Pero el PP ha cometido estos días algunos errores de diagnóstico graves. Las respuestas más asombrosas a la propuesta «plurinacional» de Iñigo Urkullu no fueron las que surgieron desde el Gobierno, sino las llamativamente comprensivas del portavoz popular Borja Sémper o del presidente de Galicia, Alfonso Rueda, sin que quede claro si lo hicieron por pura desorientación, por la cobardía de no incomodar ahora al PNV o porque verdaderamente creen que el PP puede participar de ese marco. El tono de la oposición contundente que debería corresponder al partido en ese asunto es el que verbalizó, en cambio, Jorge Azcón.

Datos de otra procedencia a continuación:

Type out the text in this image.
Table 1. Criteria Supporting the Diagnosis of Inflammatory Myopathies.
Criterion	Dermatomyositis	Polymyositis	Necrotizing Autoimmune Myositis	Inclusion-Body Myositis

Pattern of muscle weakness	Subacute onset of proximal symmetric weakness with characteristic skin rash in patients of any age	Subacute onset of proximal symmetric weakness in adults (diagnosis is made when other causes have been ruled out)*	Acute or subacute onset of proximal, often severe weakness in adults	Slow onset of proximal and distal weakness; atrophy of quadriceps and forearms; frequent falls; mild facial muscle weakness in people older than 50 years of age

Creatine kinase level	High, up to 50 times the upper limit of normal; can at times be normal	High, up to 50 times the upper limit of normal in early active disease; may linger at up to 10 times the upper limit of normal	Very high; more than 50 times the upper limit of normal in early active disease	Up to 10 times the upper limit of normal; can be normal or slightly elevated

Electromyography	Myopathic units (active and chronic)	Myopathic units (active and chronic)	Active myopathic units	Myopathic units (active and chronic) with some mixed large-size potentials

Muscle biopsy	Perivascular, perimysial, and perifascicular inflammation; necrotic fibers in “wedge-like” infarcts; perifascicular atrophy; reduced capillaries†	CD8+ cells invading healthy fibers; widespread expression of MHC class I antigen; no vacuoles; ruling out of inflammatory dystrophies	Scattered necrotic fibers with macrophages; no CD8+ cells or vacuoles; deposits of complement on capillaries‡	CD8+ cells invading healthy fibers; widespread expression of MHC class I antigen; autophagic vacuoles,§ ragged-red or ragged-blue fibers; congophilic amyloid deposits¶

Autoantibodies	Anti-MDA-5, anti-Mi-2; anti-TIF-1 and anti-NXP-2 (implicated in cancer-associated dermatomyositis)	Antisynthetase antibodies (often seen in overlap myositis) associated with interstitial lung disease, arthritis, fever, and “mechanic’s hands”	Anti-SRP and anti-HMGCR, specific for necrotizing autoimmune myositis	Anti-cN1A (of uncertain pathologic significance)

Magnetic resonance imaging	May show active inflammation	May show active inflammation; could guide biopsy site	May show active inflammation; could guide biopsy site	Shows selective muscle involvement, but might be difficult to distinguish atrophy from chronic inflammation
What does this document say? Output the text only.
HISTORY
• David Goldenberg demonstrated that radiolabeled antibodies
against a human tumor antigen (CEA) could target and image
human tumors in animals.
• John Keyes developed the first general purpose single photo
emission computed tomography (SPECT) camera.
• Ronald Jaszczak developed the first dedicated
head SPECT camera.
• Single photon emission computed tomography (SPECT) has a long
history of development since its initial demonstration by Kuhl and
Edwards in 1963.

Más riesgo para la cohesión interna y para la percepción de su liderazgo ante una buena parte de su opinión pública podría tener la contumacia de Feijóo en el tacticismo de dialogar con Junts como si, efectivamente, fuera el partido de centroderecha autonómico que firmó aquel pacto en 1996 en el Hotel Majestic. No lo es: es una formación antidemocrática que nació por y para el golpe. Es evidente lo que se trata de escenificar, pero el coste de legitimar institucionalmente a Junts, mientras Puigdemont sigue reivindicando la subversión constitucional de 2017, es demasiado alto en términos de credibilidad, porque equivale a exhibir que los principios y escrúpulos tienen también un precio en el PP, aunque sea otro.
Feijóo irá a la investidura con 172 diputados, sin que sea imaginable ahormar una mayoría coherente de 176, porque Vox surgió de la tibieza del PP con los nacionalismos y sabe lo que en esta coyuntura valen sus 33 escaños. Esto no significa que vaya a perder el tiempo: tiene la oportunidad de cargarse de autoridad moral si su discurso tiene una altura política inspiradora e incontestable que muestre un proyecto alternativo de convivencia y gobernabilidad, que supere el frentismo y ofrezca soluciones eficaces a las preocupaciones de los españoles. Será el primer acto del líder de la oposición con más poder de la historia, si se apoya en los 12 gobiernos autonómicos que son su mayor fortaleza. Sánchez gobernará al frente de un partido devastado territorialmente y tendrá que pasar un quinario cada vez que necesite una mayoría dentro de un bloque centrífugo, cuyos miembros se enfrentarán muy pronto en sus elecciones autonómicas. Y son muchos los millones que creen en España, nación de ciudadanos.